Stellar Neutron Sources for the Slow Neutron Capture Nucleosynthesis

The interplay between the 22Ne(a,g)26Mg and the competing 22Ne(a,n)25Mg reactions determines the efficiency of the latter as a neutron source at the temperatures of stellar helium burning. In both cases, the rates are dominated by the alpha-cluster resonance at 830 keV. This resonance plays a particularly important role in determining the strength of the neutron flux for both the weak and main s-process as well as the n-process. Recent experimental studies based on transfer reactions suggest that the neutron and gamma-ray strengths for this resonance are approximately equal.

In this work, the 22Ne(a,n)25Mg resonance strength has been remeasured and found to be similar to the previous direct studies. This reinforces an 830 keV resonance strength that is approximately a factor of three larger for the 22Ne(a,n)25Mg reaction than for the 22Ne(a,g)26Mg reaction.
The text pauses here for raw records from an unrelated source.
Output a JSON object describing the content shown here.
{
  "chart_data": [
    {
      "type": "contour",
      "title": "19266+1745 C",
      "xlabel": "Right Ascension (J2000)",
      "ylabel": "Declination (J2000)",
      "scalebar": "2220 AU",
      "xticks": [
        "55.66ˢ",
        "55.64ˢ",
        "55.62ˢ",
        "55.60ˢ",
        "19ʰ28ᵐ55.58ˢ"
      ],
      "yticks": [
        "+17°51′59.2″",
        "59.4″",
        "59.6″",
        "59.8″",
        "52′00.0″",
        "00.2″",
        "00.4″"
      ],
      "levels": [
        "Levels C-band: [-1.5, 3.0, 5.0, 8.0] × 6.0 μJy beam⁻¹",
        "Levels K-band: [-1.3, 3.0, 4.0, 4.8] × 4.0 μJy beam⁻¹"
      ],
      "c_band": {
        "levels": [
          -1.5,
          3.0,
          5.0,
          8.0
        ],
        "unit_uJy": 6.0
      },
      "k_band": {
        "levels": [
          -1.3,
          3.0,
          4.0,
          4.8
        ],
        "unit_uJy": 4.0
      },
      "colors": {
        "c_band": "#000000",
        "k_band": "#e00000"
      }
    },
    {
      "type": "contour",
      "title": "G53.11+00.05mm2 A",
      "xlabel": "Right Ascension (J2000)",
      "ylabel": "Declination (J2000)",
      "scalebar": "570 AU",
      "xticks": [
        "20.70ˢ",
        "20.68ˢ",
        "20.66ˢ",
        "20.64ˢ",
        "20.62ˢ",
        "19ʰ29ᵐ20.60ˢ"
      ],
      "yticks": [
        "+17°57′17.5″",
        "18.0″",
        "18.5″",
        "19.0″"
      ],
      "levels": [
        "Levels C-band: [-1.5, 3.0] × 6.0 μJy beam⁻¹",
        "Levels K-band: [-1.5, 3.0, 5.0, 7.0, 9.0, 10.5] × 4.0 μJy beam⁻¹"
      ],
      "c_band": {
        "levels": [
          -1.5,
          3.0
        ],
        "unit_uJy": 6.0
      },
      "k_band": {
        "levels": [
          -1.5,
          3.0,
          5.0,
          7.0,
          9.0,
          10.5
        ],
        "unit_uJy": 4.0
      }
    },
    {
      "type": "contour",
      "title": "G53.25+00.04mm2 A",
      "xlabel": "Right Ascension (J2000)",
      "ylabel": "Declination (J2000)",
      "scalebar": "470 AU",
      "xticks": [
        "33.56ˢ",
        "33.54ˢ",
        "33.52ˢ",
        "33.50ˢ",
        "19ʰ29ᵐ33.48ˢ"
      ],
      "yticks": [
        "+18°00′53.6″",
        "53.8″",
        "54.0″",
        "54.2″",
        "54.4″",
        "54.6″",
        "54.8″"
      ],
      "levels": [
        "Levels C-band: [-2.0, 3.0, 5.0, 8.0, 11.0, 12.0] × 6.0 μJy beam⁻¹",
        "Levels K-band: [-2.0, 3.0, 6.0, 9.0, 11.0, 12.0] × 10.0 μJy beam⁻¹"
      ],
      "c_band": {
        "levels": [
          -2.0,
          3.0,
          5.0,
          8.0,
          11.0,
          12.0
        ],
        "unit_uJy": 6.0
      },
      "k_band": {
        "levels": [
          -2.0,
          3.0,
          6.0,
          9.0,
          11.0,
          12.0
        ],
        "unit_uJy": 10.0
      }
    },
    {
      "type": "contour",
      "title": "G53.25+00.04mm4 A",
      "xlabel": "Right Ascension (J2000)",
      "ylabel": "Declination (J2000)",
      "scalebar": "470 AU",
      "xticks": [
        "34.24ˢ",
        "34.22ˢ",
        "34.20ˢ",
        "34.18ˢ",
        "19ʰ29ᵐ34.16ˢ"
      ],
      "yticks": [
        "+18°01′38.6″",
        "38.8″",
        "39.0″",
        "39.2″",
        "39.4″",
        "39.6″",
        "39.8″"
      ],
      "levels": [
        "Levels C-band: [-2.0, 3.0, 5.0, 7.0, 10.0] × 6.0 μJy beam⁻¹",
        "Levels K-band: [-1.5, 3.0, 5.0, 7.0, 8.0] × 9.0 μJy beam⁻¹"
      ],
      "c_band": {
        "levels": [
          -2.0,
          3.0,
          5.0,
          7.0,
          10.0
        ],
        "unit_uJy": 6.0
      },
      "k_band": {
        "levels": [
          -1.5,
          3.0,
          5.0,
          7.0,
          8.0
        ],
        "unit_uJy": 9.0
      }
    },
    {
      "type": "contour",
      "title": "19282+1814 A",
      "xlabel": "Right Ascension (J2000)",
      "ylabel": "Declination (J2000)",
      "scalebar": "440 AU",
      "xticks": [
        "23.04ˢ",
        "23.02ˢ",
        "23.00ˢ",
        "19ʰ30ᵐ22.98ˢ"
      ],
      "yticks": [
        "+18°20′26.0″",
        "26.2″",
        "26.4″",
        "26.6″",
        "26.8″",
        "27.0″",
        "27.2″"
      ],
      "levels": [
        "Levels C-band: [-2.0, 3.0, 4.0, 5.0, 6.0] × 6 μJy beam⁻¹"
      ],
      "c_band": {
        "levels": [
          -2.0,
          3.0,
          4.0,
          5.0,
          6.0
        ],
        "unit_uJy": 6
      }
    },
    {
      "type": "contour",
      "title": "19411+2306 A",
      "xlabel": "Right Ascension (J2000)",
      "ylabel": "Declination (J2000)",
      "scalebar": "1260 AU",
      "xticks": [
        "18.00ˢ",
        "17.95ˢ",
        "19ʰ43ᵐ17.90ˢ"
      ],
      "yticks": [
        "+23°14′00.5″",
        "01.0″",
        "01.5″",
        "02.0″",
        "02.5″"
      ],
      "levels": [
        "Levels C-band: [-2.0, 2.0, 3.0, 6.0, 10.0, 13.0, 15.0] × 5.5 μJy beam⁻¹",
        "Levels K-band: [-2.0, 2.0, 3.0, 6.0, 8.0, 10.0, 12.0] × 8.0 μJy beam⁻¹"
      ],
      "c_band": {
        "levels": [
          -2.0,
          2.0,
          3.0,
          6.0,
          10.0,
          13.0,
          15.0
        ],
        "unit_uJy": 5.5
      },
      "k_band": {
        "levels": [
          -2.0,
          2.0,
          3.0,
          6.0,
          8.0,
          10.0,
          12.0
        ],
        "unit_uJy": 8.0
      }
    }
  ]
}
The reaction rate of the 22Ne(a,g)26Mg is dominated by the low energy resonances at E_{alpha,lab} = 650 and 830 keV respectively. The E_{alpha,lab} = 830 keV resonance has been measured previously, but there are some uncertainties in the previous measurements. We confirmed the measurement of the E_{alpha,lab} = 830 keV resonance using implanted 22Ne targets. We obtained a resonance strength of 35 +/- 4 micro eV, and provide a weighted average of the present and previous measurements of 35 +/- 2 micro eV with reduced uncertainties compared to previous studies. We also attempted to measure the strength of the predicted resonance at E_{alpha,lab} = 650 keV directly for the first time and found an upper limit of 0.15 micro eV for the strength of this resonance.

The 25Mg nuclei produced from the 22Ne(a,n)25Mg reaction affect the overall neutron flux by the 25Mg(a,n)28Si reaction which serves as an additional neutron source for the weak s-process during the neon burning phase in massive stars. Past attempts to measure the 25Mg(a,n)28Si reaction using neutron counters have been greatly hindered by low Z background reactions. In the present work, neutron spectroscopy has been accomplished using deuterated liquid scintillator detectors combined with spectrum unfolding to make an improved measurement of the 25Mg(a,n)28Si reaction at low energies. Measurements of the cross section have been preformed down to E_alpha ~ 1.5 MeV with an unprecedented level of background rejection. In addition, the separation of the different background contributions gives further insight into the results of previous counter measurements.